Things I think are especially interesting to watch:

The Cruise system doesn’t just identify other vehicles, it predicts what they are going to do.

  • 2:29 Unprotected left turn (at lights, but with no green arrow).
  • 3:14 Goes around construction that partially blocks the street. This required “remote assistance” or “phone a friend” as Kyle called it. Happens “every 5 or 10 miles right now.”
  • 4:56 Kyle says they have driven “a couple of million miles in San Francisco right now.”
  • 5:10 Simulated pickup/dropoff at the curb.
  • 5:25 Slows down due to danger from cars parked at 90° angle and an insane driver passes it at speed.
  • 8:30 Very smooth lane change.
  • 9:20 Picking the lane with the least traffic.
  • 9:45 Going around a double-parked car.
  • 11:15 Going around a parked truck when there is oncoming traffic, too.
  • 13:00 “There are between 1 and 2 dozen neural networks.”
  • 13:35 “Each car we are predicting if it is a traffic participant or something we have to go around.”
  • 15:00 Avoids cyclist going the wrong way.
  • 16:15 “This version is designed to work most of the time in San Francisco…if there is too much fog or rain it’ll kick itself out and pull over.”
  • 17:20 Bike weaving between the lanes.
  • 18:15 Trajectory of improvement is “3X to 10X per year. There’s no reason it will top out at human performance, it’s just going to keep going at 3X to 10X per year.”
  • 18:55 “The takeaway I have from this video is that it is already superhuman in some aspects.”
  • 20:55 “I think we are badly underestimating what it means to compound at this rate for ten years.”
  • 23:40 “We’re not even talking about the multi-agent case…then you can do really interesting things like where the robots drive within 6″ of each other at speed on existing roadways.”
  • 25:40 Ends.

Maturing autonomous vehicles

It goes without saying that autonomous vehicles have not reached the same level of maturity as Airbnb. They are still at the stage of doing things that don’t scale.

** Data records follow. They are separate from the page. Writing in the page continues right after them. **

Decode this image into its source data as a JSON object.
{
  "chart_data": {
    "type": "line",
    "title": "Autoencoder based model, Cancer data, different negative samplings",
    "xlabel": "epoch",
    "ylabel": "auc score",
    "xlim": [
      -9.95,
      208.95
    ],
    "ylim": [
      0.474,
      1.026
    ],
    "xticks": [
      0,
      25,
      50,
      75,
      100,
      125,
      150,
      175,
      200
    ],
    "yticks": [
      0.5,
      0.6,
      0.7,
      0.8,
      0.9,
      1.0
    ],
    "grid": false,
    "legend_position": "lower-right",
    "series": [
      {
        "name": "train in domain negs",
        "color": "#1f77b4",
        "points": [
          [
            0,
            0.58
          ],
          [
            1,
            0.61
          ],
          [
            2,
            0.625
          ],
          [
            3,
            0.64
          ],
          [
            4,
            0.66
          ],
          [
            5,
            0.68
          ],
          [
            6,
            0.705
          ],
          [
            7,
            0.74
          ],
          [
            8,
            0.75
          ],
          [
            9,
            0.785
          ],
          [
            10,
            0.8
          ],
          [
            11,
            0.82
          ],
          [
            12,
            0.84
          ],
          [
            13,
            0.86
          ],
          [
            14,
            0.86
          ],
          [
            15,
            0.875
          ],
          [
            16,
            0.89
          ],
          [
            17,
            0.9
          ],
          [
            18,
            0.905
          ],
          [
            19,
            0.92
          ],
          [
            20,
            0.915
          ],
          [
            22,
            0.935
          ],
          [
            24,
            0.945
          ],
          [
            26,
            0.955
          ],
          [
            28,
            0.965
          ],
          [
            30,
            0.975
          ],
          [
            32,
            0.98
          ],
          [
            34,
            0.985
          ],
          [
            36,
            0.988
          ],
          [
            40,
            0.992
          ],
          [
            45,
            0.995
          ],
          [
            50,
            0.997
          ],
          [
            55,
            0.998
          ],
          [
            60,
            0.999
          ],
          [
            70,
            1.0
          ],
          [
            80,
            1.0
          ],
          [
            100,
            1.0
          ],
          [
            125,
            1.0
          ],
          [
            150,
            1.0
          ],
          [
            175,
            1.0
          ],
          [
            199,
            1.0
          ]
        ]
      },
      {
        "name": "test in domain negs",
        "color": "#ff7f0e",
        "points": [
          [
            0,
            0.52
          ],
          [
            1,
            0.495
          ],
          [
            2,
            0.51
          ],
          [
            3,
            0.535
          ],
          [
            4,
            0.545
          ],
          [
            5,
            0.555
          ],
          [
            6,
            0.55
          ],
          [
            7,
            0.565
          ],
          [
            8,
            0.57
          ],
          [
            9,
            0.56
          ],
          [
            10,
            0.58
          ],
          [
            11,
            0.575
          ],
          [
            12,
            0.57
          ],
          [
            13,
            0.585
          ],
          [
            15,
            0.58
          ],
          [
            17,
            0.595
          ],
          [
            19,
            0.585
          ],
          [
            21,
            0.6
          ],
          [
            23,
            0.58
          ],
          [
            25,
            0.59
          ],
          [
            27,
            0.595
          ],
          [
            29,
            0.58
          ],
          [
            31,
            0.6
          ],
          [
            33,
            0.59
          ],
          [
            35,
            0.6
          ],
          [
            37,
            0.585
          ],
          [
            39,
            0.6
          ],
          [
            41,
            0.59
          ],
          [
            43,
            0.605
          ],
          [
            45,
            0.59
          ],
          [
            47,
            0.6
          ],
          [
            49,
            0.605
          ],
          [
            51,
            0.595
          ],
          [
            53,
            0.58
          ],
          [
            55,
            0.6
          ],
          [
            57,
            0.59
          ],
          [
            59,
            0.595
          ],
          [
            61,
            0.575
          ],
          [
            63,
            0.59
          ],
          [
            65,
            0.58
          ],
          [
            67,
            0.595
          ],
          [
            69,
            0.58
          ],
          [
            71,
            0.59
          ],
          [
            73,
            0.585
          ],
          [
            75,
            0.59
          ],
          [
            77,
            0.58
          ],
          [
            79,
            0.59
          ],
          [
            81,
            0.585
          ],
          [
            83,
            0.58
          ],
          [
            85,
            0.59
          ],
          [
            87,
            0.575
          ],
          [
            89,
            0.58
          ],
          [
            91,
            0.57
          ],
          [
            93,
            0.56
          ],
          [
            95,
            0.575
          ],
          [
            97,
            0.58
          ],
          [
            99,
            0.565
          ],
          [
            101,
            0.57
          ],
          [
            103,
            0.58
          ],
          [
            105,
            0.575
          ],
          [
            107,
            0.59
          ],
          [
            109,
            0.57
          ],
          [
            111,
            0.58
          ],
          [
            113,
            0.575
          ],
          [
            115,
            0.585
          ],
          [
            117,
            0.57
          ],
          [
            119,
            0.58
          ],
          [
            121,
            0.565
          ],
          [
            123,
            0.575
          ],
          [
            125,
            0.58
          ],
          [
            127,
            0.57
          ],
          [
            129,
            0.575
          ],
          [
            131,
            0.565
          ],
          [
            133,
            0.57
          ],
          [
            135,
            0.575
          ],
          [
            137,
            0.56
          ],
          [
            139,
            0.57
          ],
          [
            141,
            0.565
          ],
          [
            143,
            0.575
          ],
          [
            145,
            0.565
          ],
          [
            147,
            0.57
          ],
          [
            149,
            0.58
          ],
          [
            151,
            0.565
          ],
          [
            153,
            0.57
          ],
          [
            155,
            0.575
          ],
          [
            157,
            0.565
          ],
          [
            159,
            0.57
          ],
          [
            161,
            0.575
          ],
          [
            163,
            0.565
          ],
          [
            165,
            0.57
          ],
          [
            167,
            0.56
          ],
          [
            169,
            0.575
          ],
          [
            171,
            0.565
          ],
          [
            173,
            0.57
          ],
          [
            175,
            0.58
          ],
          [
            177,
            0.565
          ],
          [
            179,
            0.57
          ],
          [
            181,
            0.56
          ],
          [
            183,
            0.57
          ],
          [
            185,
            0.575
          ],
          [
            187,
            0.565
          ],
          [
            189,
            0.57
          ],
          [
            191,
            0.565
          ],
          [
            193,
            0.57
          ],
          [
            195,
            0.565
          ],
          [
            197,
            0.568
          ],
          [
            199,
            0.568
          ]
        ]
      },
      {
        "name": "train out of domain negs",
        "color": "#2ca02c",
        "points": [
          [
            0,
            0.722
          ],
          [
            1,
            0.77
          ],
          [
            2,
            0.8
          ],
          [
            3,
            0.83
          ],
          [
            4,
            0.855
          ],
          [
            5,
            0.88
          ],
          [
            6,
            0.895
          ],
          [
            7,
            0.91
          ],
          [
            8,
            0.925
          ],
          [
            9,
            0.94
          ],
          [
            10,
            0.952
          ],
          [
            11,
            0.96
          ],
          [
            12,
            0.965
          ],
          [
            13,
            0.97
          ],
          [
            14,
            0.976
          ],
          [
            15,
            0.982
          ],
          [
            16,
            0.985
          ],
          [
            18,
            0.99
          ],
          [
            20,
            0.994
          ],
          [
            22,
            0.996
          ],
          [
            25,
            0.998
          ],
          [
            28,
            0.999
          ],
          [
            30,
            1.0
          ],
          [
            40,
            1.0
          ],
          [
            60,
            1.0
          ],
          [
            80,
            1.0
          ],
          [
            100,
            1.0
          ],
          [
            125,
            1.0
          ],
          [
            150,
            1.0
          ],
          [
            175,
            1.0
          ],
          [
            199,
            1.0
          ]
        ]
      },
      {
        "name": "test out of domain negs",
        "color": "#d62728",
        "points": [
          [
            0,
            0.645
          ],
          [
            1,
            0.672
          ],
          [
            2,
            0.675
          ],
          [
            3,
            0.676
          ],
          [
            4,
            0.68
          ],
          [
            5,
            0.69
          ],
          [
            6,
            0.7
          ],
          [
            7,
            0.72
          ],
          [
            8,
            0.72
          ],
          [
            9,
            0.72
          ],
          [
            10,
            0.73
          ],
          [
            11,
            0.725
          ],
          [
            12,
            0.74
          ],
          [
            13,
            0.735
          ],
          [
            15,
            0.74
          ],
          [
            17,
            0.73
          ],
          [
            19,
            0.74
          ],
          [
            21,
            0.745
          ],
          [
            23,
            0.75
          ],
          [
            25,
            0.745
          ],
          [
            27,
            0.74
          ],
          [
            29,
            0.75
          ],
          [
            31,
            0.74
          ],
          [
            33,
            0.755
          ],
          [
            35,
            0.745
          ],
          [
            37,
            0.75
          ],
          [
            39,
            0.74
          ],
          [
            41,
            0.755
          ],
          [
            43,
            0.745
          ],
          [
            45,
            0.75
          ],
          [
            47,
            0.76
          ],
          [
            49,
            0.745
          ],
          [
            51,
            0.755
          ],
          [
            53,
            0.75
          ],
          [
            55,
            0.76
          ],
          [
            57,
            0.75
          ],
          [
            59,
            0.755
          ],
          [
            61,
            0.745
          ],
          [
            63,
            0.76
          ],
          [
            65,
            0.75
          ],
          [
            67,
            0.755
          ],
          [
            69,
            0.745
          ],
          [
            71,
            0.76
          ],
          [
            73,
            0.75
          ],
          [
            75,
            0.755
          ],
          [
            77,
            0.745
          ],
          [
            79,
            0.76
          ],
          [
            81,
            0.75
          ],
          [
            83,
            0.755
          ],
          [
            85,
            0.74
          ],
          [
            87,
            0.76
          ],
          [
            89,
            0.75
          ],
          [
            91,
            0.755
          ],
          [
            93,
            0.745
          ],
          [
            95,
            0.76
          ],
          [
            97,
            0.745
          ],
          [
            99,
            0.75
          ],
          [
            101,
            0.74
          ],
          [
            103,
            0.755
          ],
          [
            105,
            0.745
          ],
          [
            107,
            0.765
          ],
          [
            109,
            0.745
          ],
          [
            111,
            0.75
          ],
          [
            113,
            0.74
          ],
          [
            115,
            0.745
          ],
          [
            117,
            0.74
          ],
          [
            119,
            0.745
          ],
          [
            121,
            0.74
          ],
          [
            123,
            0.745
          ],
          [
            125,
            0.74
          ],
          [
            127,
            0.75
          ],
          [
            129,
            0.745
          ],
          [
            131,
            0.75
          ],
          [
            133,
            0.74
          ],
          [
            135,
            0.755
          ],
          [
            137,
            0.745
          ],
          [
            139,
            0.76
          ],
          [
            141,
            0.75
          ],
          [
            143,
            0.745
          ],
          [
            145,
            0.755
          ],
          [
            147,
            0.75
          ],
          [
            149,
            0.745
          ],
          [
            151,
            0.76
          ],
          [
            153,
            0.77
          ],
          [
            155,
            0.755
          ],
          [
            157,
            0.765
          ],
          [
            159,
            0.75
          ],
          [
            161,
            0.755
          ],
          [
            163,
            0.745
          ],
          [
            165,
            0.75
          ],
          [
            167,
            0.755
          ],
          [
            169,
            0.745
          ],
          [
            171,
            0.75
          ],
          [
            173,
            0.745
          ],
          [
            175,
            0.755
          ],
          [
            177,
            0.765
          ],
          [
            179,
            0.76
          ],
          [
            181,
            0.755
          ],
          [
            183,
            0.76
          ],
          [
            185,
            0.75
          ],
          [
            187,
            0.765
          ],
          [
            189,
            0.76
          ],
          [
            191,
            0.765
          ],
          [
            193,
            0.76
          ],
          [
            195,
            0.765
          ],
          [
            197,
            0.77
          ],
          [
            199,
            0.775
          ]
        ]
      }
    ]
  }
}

To my mind, the two things that don’t scale yet are cost and occasional manual intervention.

The cost of the electronics, and especially the lidar (except for Tesla which doesn’t use it) is probably way too high. Tesla proved that there is a market for a very high-priced entry into the market since their first offering was a two-seater roadster priced at around $100K sold more as a rich plaything. So in a sense, since there is a very limited market for $100K cars, this was something that didn’t scale. The strategy today for someone like Cruise is to get the technology to be great and then work at cost-reducing it. Of course, lidar suppliers like Velodyne are working on that part of the problem.

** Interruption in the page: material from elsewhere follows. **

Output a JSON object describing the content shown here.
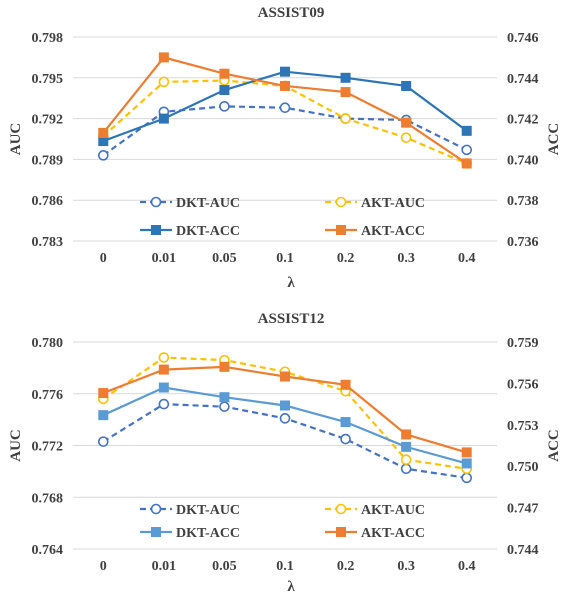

There is still a need for occasional manual intervention, as in the Cruise video. This scales to a few hundred taxis requiring occasional intervention. It does not scale to millions of cars. Of course, in some cases the person in the car is available. It is not clear whether “driver” or “passenger” is the best term for that person, they are blurring. But fully autonomous vehicles, even yours, may not always have you in it: it is coming or going from a parking lot, or driving to your kids’ school empty to pick them up. Or driving back with them in it, so although the vehicle is occupied there is nobody in it who can help in a “call a friend” situation.

Obviously, two things have to happen to make this more scalable: the cost has to come down, and manual intervention needs to drop to close to zero. But the basic driving technology is getting tantalizingly close.

I’ve tried it

I’ve ridden in a driverless taxi in Las Vegas during DAC 2019. The vehicle was an Aptiv BMW. Unfortunately, I was not allowed to take any pictures inside the vehicle, just outside as you can see.

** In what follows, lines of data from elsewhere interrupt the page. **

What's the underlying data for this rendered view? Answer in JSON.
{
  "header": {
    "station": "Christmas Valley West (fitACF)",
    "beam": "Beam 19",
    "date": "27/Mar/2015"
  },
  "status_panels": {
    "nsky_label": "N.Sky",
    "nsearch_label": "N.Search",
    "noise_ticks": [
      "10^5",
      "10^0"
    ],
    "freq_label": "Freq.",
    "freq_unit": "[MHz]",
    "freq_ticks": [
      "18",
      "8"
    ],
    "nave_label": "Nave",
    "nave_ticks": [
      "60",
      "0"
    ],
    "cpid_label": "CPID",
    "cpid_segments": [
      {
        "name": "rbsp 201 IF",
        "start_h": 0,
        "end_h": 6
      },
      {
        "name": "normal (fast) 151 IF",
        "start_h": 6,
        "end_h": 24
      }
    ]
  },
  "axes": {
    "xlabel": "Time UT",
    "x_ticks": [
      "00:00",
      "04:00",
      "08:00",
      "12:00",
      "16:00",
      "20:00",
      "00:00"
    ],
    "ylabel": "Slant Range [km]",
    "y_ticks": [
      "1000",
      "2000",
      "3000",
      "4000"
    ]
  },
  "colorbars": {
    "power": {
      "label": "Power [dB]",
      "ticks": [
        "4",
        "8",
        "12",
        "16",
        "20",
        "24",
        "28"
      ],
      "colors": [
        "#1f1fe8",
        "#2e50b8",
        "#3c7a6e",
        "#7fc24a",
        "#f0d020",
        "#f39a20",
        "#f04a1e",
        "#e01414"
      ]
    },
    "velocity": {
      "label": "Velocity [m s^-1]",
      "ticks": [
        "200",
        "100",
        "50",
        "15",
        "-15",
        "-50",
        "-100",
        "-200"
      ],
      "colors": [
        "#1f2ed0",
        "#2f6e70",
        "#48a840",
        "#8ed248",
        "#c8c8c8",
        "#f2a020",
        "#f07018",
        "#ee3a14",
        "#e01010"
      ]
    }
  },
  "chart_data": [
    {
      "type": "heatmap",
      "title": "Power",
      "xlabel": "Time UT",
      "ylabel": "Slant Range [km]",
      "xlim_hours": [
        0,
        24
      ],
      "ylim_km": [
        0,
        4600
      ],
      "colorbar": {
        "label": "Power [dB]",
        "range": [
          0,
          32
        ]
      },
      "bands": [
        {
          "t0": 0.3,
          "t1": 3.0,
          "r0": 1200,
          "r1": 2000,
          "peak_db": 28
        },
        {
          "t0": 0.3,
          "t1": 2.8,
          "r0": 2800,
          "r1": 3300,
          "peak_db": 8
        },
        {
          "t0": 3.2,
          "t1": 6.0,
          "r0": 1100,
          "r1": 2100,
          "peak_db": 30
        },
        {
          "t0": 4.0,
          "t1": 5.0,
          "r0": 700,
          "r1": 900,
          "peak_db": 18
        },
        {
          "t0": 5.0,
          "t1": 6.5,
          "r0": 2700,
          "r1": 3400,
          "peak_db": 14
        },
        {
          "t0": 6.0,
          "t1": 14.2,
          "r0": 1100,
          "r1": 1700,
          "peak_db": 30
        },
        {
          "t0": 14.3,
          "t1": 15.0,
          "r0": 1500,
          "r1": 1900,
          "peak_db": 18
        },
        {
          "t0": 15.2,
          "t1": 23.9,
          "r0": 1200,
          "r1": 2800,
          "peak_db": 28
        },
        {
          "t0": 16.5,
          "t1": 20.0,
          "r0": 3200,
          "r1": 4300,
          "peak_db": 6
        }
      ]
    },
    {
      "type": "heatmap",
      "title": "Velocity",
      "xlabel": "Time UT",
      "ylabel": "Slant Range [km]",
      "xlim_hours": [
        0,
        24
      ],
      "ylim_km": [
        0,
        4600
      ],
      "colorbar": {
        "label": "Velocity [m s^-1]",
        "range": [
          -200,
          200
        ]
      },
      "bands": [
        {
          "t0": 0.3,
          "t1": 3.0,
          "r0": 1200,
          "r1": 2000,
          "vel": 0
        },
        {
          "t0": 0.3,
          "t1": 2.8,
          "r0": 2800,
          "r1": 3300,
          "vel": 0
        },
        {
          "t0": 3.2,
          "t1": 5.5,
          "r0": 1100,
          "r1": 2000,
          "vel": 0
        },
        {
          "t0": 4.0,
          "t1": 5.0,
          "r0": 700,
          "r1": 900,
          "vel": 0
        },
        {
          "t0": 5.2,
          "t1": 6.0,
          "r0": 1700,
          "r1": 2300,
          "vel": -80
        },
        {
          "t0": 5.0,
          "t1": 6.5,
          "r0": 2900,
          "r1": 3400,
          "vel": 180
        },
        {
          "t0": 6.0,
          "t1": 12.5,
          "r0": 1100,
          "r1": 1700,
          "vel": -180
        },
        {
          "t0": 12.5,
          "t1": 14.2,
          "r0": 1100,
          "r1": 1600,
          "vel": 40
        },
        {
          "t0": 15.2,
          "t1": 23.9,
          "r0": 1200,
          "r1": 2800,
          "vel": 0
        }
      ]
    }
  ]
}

The main display was similar to the top half of the cruise video. There is no need to show the video from the front of the vehicle since you can just look out of the windshield. The vehicle did have a safety driver, unlike those Waymo taxis in Phoenix. I don’t know if the Cruise vehicle in the video had a safety driver. It had to get offline help to get around construction, as you saw if you watched the video, but that was not from inside the vehicle.